Written By: Ben Endley | 2/2/16
THE BBC is set to offer writing jobs on its top drama shows exclusively to candidates from ethnic minority backgrounds, women and the disabled.
The successful applicants will not need any experience in the industry and will be mentored by national head of drama Polly Hill. The opportunities will be limited to female candidates, those with disabilities and those from black, Asian or other ethnic minority backgrounds.
BBC head of drama (North) Hilary Martin said: “Assistant script editor is a role that sometimes gets squeezed but it is a really important role to learn your craft and one we feel could be a really amazing jumping-off point for diverse talent.”
After a one-year fixed-term contract, the editors – one based in London and the other in Salford, Glasgow, Birmingham or Cardiff – are likely to be given the chance to progress.
Ms Martin said: “This is a new opportunity for new talent to break into the BBC and grow a career.”
The BBC had been criticised by Conservative MP Philip Davies over its “racist” hiring policies.

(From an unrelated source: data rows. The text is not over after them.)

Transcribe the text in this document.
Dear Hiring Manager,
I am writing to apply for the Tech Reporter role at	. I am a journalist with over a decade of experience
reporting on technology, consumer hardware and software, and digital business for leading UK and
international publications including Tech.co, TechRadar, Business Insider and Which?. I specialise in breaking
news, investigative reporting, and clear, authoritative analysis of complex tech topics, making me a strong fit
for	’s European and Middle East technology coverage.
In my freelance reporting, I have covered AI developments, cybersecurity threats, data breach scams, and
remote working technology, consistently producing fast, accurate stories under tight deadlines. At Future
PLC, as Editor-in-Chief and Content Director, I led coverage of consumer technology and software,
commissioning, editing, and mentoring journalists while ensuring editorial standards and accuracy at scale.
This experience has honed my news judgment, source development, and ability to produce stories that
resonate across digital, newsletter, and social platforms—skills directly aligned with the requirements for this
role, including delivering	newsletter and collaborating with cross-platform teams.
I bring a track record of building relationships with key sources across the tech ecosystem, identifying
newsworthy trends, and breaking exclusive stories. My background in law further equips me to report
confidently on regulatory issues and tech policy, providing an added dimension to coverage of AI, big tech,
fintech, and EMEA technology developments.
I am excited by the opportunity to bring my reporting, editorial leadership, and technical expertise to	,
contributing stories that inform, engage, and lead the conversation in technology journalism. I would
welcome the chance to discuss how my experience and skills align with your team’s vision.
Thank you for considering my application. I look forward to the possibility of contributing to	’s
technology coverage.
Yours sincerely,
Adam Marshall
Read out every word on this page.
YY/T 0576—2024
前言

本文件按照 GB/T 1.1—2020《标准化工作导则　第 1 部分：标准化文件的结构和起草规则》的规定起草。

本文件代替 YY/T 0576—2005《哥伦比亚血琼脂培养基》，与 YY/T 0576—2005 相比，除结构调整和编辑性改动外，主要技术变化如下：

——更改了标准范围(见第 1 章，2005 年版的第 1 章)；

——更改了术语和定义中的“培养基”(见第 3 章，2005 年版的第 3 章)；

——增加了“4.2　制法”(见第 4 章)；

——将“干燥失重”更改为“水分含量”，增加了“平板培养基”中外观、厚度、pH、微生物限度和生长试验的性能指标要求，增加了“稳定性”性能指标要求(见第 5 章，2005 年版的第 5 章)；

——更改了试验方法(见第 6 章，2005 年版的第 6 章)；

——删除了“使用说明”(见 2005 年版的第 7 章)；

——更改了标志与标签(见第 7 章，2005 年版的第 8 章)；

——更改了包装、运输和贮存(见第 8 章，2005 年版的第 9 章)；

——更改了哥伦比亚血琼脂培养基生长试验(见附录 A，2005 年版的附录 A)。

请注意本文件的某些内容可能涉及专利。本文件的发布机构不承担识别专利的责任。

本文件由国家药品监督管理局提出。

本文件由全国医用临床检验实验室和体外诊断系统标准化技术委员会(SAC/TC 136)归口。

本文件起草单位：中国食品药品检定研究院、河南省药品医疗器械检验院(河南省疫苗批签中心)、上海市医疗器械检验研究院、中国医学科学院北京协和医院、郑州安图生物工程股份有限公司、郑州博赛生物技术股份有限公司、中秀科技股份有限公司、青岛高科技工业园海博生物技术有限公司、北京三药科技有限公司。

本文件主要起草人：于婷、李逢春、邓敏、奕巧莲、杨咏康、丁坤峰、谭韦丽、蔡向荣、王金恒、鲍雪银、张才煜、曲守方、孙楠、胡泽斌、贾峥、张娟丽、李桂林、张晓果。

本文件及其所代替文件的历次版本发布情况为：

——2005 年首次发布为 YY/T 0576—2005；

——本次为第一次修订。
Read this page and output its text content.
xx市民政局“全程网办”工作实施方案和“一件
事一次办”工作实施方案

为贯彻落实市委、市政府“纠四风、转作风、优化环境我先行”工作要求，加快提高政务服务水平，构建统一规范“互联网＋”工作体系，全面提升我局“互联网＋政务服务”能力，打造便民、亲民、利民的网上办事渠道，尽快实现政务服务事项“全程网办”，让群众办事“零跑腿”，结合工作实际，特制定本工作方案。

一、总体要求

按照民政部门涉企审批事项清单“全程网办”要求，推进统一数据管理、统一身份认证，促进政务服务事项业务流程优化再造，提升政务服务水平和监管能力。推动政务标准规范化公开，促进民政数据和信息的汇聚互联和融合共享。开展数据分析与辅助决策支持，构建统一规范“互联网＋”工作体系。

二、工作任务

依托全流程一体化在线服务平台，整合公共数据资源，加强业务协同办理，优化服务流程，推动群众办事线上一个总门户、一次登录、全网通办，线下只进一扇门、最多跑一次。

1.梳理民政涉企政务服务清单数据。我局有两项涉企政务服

Speaking in 2014, the MP for Shipley, West Yorks, said: “The true racists are people who see everything in terms of race when what we should surely be is colour blind.
“It is racist policy to get a certain amount of people from an ethnic minority into jobs.
“If I have a white, working class constituent who wants that opportunity, why should they be deprived because of these politically correct targets?”